For those that even read a book about Jordan, and what his peers said about
him and his reputation, wasn't really surprised by the speech. Most Hall of
Fame speeches are somewhat dull, mostly about thanking people who helped them
in life, what their life was like before and after success, and what lessons
of life they learned from their experiences. Not Jordan.

Jordan mentioned every slight that was done to him, perceived or otherwise,
and told the audience about how he found motivation from those slights. It was
all about him, and his, hunger, to be the best. He even stated then that he
could STILL come back right now and play in the NBA. To him, basketball was
the way for him to be the best, and by God, he was going to do it, no matter
who got in his way. Personally, it was way more enriching than someone like
David Robinson's, but it was somewhat shocking when it was done at the time.

People always get shocked when they hear how people got successful, and what
they REALLY had to do to get there. People like hearing about the successes,
but rarely the failures and hardships endured.

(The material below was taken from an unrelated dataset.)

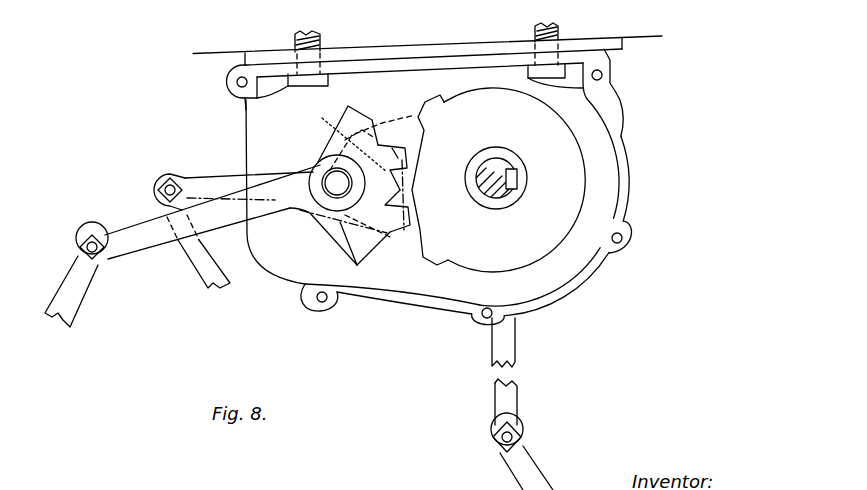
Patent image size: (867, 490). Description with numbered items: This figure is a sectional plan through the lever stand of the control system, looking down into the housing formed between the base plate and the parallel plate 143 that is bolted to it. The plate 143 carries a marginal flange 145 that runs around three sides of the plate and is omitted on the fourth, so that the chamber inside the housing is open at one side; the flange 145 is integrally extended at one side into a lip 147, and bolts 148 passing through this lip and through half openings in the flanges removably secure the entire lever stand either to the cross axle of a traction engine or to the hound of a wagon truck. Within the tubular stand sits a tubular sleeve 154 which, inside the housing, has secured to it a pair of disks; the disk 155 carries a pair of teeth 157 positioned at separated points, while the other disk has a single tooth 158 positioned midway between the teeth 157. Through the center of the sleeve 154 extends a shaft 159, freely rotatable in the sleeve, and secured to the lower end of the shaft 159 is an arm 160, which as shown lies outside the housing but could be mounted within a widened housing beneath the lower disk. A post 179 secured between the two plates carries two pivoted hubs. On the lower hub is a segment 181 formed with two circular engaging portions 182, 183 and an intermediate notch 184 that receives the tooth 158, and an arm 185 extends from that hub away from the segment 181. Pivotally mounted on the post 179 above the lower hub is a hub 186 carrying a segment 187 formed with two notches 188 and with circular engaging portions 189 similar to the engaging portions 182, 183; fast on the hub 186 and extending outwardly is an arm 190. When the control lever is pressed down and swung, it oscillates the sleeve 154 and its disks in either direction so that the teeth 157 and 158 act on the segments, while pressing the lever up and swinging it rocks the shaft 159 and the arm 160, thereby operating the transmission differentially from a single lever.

Everyone ignorant of his
history thinks Mark Cuban just got lucky getting his wealth from selling
broadcast.com to Yahoo (and even he admits it), but they rarely really listen
to how he was living 5 guys to an apartment, how for 3 years he was paid low
wage selling computer programs and parts to other businesses, how in college
he was working his ass off teaching dance classes, running a bar, plus other
business ideas I don't remember off the top of my head, while trying to get
his degree.

Instead of glossing over that part of his success like most other HOF
speeches, Jordan I believe high-lighted them, which just surprised people,
that's all.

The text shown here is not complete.